Olson, who was U.S. solicitor general under George W. Bush, rebuffed the president in just a day last week after he was reportedly also courted last year. In a television interview on Monday, he said the personnel changes surrounding Trump were “beyond normal.”
“This is turmoil. It's chaos. it's confusion,” Olson told MSNBC. “It's not good for anything.”
Still, some suggested the idea that Trump is toxic is being overplayed. One white-collar lawyer said many colleagues would still relish the opportunity to represent a sitting president—though the same attorney requested anonymity, citing a potential backlash from clients for expressing that view.
Cozen O'Connor's Boss pointed out what Trump himself had noted in a tweet—that any lawyers now joining the team would need to play catch-up with existing counsel—adding that a new addition could be beholden to the strategic decisions that have already been made.
That “would not be a reason to decline a representation, but it definitely makes it much less attractive,” Boss said.
Then there's the issue of conflicts. The scope of Mueller's probe means that many Washington lawyers have already been retained by special counsel-related clients of their own. In the case of the diGenova firm, Toensing also represents Mark Corallo, a former Trump legal team spokesman, and former Trump campaign co-chair Sam Clovis, which looks to have helped scuttle the couple's chances of representing the president.

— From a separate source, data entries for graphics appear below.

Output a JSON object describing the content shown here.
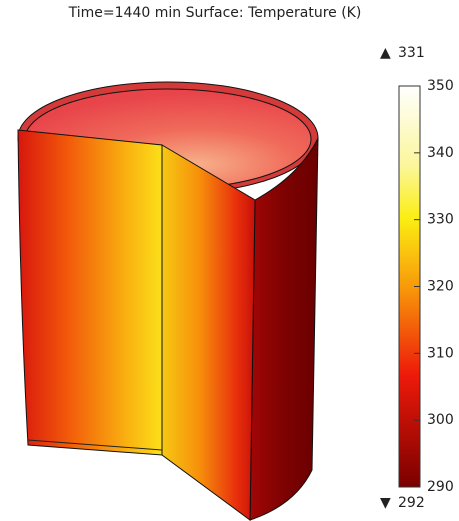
{
  "title": "Time=1440 min   Surface: Temperature (K)",
  "colorbar": {
    "range": [
      290,
      350
    ],
    "ticks": [
      290,
      300,
      310,
      320,
      330,
      340,
      350
    ],
    "max": 331,
    "min": 292
  }
}
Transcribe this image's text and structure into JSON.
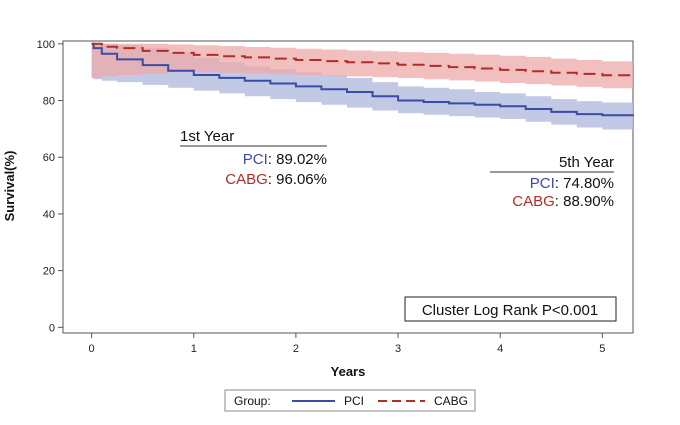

But Barry Pollack, Wikileaks founder Julian Assange's D.C.-based attorney who is representing an unnamed client in the Mueller probe, noted some conflicts can be waived if the clients are willing.
“Any expansive investigation with an unknown number of targets and scores of witnesses presents lawyers with challenges navigating potential conflicts,” Pollack said. “Even where a conflict exists, it may not necessarily preclude the lawyer's representation of more than one client.”
Corallo reportedly signed a waiver to allow his attorneys to represent Trump, but it remains unclear what other conflicts may have existed or what position Mueller may have taken on the matter.